Actualités of Saturday, 22 August 2026
Source: www.camerounweb.com
Le choix de Paul Biya de ne pas apparaître publiquement en fauteuil roulant après son intervention au genou relève surtout d’une stratégie de communication politique visant à préserver l’image d’un président fort, autonome et capable de gouverner.
Après une intervention chirurgicale au genou droit, Paul Biya semble éviter les apparitions publiques en fauteuil roulant. Cette attitude pourrait s'expliquer principalement par des considérations liées à la communication politique et à l'image de l'autorité présidentielle.
1. Préserver une image de force et de stabilité
Dans l'imaginaire politique, le fait de se tenir debout est souvent associé à la vigueur, à la maîtrise de soi et à la capacité d'exercer pleinement ses fonctions. À l'inverse, le fauteuil roulant, bien qu'il constitue une aide médicale légitime, peut malheureusement être interprété comme le signe d'une vulnérabilité ou d'un déclin physique.
Pour un chef d'État, l'exposition de signes de fragilité peut également alimenter les spéculations sur son aptitude à gouverner, voire sur une éventuelle vacance du pouvoir. L’entourage présidentiel cherche donc probablement à maintenir une image de stabilité et de continuité institutionnelle.
2. Un contrôle rigoureux de l'image présidentielle
Les apparitions publiques d'un président sont généralement soigneusement préparées. Les équipes chargées de la communication sélectionnent les angles de caméra, les photographies et les séquences diffusées afin de préserver l'image souhaitée.
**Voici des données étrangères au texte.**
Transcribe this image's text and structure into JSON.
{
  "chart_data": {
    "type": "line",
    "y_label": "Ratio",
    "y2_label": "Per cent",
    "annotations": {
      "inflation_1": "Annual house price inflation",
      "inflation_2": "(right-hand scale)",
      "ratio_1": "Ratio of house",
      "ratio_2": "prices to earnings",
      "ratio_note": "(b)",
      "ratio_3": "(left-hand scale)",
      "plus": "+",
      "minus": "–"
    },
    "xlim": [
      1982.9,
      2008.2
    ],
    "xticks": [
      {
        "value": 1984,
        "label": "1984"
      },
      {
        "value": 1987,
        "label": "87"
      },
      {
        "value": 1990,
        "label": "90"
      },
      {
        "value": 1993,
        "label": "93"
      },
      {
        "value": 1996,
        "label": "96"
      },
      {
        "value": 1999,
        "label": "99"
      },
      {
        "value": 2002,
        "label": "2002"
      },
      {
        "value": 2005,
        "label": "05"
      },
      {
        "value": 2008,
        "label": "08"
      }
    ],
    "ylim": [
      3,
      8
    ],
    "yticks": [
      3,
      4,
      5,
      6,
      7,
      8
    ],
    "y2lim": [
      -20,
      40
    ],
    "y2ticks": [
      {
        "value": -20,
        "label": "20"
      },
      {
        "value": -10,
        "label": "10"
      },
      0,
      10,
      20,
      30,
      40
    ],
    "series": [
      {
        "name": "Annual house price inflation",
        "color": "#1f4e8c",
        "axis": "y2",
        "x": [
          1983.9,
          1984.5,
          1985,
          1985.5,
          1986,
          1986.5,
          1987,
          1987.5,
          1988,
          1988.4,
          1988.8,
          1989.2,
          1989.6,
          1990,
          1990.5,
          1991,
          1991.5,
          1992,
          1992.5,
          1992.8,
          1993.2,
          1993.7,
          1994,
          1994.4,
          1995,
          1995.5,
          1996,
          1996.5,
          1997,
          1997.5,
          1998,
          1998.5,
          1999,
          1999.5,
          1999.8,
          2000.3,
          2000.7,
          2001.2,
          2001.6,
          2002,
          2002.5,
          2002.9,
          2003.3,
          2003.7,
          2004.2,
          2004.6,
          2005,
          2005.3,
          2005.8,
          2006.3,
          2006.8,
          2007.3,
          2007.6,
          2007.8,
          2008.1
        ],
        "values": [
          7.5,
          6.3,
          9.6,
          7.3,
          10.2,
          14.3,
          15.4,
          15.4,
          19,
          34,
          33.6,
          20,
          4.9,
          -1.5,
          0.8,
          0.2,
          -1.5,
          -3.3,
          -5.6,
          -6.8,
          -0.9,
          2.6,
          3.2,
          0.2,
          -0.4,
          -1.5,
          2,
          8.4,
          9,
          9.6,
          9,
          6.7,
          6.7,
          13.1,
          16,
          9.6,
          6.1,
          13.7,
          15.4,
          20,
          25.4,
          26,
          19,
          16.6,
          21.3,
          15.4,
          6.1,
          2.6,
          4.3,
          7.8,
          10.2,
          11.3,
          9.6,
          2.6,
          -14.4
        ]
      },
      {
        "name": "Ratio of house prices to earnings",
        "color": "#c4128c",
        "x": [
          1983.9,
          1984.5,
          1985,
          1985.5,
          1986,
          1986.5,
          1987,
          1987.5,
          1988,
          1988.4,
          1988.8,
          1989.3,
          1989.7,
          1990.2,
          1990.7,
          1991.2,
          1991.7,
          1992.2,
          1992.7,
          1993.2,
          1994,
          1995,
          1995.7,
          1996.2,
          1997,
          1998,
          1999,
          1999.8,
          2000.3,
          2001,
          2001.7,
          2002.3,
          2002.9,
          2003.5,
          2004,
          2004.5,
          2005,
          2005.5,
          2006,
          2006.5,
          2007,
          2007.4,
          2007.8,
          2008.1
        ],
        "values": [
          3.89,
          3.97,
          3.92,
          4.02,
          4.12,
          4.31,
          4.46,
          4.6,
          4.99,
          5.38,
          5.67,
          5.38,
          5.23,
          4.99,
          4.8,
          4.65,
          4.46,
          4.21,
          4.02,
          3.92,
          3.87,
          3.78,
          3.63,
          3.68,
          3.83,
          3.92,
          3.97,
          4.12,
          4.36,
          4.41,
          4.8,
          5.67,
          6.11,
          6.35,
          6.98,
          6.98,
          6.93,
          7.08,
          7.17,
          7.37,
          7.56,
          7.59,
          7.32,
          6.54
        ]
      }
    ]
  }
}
Dans ce contexte, la CRTV peut être amenée à privilégier les plans montrant Paul Biya assis dans un cadre officiel, derrière un bureau ou dans une tribune, tout en évitant les gros plans ou les images susceptibles de révéler ses difficultés à se déplacer. Il ne s'agit pas préalablement de nier son état de santé, mais de contrôler la manière dont celui-ci est présenté au public.
3. La crainte d'une perte symbolique d'autorité
L'usage visible d'un fauteuil roulant peut être perçu par certains responsables comme la reconnaissance publique d'une perte d'autonomie. Pour l'entourage du président, accepter cette image pourrait fragiliser le prestige attaché à la fonction présidentielle et encourager les interprétations politiques défavorables.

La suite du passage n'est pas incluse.